Additionally it supports generating release notes from a custom source; we currently use a custom changelog generator which we can continue using.

Release steps

These new release steps delegate releasing completely to CI infrastructure.

  1. Commit to master:
  • Regenerated CHANGELOG.md
  • Removed fragments in changelog/
  • New migration guide website/content/en/docs/upgrading-sdk-version/vX.Y.Z.md
  • Updated version in website/content/en/docs/installation/install-operator-sdk.md
  1. git tag vX.Y.Z && git push --tags
    1. CI runs tests on tag
    2. CI runs make release TAG=<tag>

Currently the make release only builds binaries; this new rule will set up and run goreleaser to:

  • Build multi-arch binaries and images
  • Publish a Github release with binaries and signed SHA256 hashes for each binary
    • We'll need to create a PGP key for CI
  • Push images to the remote registry.
Binary builds

Building operator-sdk, ansible-operator, and helm-operator binaries is straightforward because they can be cross-compiled locally under their own builds task.

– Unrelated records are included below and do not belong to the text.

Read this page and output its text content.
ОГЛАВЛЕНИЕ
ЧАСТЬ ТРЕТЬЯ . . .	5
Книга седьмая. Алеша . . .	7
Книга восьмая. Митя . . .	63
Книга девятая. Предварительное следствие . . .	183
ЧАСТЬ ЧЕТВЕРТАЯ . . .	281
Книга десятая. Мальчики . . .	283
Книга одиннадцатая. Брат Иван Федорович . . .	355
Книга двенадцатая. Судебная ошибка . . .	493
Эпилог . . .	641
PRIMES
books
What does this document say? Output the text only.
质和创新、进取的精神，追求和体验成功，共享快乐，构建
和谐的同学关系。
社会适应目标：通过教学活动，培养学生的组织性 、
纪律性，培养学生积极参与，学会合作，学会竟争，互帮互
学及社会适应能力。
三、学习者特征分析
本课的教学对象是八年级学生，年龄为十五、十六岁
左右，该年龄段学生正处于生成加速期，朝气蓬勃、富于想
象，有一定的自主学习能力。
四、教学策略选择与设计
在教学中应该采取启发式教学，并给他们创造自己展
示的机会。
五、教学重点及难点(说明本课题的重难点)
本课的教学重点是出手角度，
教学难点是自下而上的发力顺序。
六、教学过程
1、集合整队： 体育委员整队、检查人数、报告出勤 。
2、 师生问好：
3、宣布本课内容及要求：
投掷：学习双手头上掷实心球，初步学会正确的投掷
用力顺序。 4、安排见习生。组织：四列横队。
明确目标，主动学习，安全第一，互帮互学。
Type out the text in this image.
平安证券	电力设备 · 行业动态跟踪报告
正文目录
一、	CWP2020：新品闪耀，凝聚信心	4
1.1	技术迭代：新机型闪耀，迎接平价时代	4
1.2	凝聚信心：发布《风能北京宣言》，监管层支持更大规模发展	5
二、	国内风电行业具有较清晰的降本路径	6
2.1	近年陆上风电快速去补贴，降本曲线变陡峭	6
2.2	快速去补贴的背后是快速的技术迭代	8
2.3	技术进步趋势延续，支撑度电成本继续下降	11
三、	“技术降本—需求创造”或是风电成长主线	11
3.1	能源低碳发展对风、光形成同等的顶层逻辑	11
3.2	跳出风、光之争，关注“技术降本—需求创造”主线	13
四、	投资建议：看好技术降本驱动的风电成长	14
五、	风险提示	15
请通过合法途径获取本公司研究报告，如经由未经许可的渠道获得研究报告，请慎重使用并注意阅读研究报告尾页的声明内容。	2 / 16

These binaries will be published as they are now.

Image builds

goreleaser does not yet have support for multi-arch image builds. Instead, the release config will have a post-build hook for each task in builds that runs an image build script leveraging docker buildx, a Docker plugin that can build an image for each arch of a multi-arch manifest list in one command. buildx should be available in almost every CI environment by default as it is built into the docker CLI and server v19.03+.

This removes the need for our CI to create and push manifest lists from images built on machines of the target arch.

Multi-stage builds

Currently our Dockerfiles require binaries be built externally with a specific name. We should instead be encapsulating the full image build process in a multi-stage build, in which our Dockerfiles are set up such that they first build the desired binary in a builder image (golang:alpine) then copy that binary into the final image (ubi8/ubi-minimal:latest).

Publishing releases

All goreleaser requires to publish a release is a Github access token with the repo privilege, and a quay.io push-enabled token (Travis CI already has one).

Risks and Mitigations

  • Contributors need to learn a new configuration format. Luckily the goreleaser config file format is straightforward and has great documentation.
  • Release tool development is controlled by another organization, which can lead to undesirable bugs/changes. This is a manageable risk because the project is open source, to which we can contribute.
  • docker buildx is experimental and may not be easy to set up in CI.

Design Details

Test Plan

  1. Create a goreleaser configuration that creates the exact same release artifacts the current process does.
  2. Push configuration to a test repository.
  3. Run a test release.
  4. Ensure:
    1. Tag is present remotely.
    2. Release notes/binaries are published as expected.
    3. Images are pullable and run on the desired architectures.

Graduation Criteria

Once test plan has been executed and passed, the goreleaser configuration can be pushed to the operator-sdk repo and unused release scripts/code removed.

Examples

N/A

Dev Preview -> Tech Preview

N/A

Tech Preview -> GA

N/A

Removing a deprecated feature

N/A

Upgrade / Downgrade Strategy

N/A

Version Skew Strategy

The goreleaser binary will be updated whenever a new release containing a bug fix we want is available.

Implementation History

Current release script and documentation.

Drawbacks

See risks and mitigations.

Alternatives

  • Combining native Github actions like create-release.
    • Still requires glue code and multiple actions have different configs that are not documented as well.
  • A traditional build system like Bazel. While this could work, it is quite heavy-handed for what we need and would likely involve writing glue code.

Infrastructure Needed (optional)

None, this can continue using our current CI infrastructure.